Gute Vorzeichen für die nächsten neun Jahre sehen anders aus: Mit rund drei Monaten Verspätung wird am Montag der Infopavillon zur Kombilösung beim Staatstheater eingeweiht.

"Lieber spät als nie" könnte man denken. Doch so richtig will dieser Gedanke nicht aufkommen. Ursprünglich sollte der umstrittene Pavillon zum Spatenstich des - wahlweise - Jahrhundertprojektes oder Millionengrabs fertiggestellt sein.

Als Begründung, warum es zum 21. Januar nicht klappte, wurde der harte Winter herangezogen. Und tatsächlich, wer sich noch an das Schneechaos Daisy erinnert, ist beinahe gewillt, der Karlsruher Schienen - und Infrastruktur Gesellschaft (Kasig) zu verzeihen.

Wer allerdings die Worte von Kasig-Chef Walter Casazza im Ohr hat, der bei Bauprojekten allzu gerne von einer "ehrgeizigen Zeitplanung" spricht, kann dann doch ins Grübeln kommen.
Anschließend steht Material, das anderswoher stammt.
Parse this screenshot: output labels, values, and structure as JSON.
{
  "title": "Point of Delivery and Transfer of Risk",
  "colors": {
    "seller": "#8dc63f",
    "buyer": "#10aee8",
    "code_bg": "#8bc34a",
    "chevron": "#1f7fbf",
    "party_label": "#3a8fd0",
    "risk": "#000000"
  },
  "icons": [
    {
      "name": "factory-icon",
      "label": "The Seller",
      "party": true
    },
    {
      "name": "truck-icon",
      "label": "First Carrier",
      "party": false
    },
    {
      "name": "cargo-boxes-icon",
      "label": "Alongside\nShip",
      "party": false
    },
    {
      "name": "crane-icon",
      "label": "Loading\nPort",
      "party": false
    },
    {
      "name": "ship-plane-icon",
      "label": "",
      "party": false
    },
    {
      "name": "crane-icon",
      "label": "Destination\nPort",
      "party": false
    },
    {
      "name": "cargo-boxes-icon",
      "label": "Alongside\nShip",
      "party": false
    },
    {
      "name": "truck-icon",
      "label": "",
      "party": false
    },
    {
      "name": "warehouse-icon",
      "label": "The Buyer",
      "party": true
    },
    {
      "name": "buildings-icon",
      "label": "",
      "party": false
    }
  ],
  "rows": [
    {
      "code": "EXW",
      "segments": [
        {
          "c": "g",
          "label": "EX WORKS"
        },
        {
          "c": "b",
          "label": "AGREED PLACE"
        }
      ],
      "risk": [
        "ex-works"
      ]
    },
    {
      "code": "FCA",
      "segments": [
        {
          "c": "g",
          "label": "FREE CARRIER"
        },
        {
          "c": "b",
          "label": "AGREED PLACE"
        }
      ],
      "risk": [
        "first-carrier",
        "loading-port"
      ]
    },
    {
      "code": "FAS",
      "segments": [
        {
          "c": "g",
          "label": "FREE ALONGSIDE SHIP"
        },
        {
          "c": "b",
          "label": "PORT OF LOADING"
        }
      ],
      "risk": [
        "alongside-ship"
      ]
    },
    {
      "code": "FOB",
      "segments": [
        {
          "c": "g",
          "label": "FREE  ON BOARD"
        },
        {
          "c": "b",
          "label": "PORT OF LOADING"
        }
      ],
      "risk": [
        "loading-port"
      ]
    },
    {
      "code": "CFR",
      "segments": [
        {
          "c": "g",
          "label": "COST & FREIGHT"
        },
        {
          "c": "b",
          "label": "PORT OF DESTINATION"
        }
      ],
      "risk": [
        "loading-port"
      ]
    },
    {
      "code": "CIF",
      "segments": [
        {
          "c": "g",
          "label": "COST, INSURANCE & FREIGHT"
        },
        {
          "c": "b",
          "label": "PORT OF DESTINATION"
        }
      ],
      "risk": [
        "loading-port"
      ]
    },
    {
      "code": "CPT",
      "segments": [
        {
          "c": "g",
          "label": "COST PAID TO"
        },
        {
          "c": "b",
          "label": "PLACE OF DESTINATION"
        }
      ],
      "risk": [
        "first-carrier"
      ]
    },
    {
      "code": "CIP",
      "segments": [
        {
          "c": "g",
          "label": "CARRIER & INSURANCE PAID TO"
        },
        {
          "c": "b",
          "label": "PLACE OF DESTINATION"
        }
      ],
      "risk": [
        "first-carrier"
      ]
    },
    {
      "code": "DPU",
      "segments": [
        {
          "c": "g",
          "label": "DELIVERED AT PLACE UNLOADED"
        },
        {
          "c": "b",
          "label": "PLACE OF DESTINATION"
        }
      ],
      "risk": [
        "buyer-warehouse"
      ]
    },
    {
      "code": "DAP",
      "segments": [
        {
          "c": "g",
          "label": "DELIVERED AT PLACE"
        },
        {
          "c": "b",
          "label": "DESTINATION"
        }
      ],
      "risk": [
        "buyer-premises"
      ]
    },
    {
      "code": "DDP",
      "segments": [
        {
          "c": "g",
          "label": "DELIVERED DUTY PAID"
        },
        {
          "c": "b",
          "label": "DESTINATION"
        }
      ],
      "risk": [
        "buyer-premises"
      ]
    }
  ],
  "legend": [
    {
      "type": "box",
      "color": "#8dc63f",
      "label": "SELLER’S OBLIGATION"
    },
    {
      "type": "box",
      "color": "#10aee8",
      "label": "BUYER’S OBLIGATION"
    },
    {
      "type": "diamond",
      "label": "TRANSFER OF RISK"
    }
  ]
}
Aus geplanten sechs Monaten Bauzeit wurden neun - nach Adam Riese und Eva Zwerg wurden also 50 Prozent draufgesattelt. Ob die mit 800.000 Euro kalkulierten - und vielfach umstrittenen - Kosten eingehalten wurden, ist noch nicht bekannt.

Bei all dem Aufwand könnte man am Ettlinger Tor jetzt einen goldenen Palast erwarten. Jedoch würde man bitterlich enttäuscht: Der Pavillon wirkt schlicht und ein wenig trist. Fast so, als solle er nicht sofort ins Auge stechen. Obwohl er an einer symbolischen Stelle steht: An dieser Kreuzung sollen 2019 beide Teile der Kombilösung - Straßenbahn- und Autotunnel aufeinander treffen.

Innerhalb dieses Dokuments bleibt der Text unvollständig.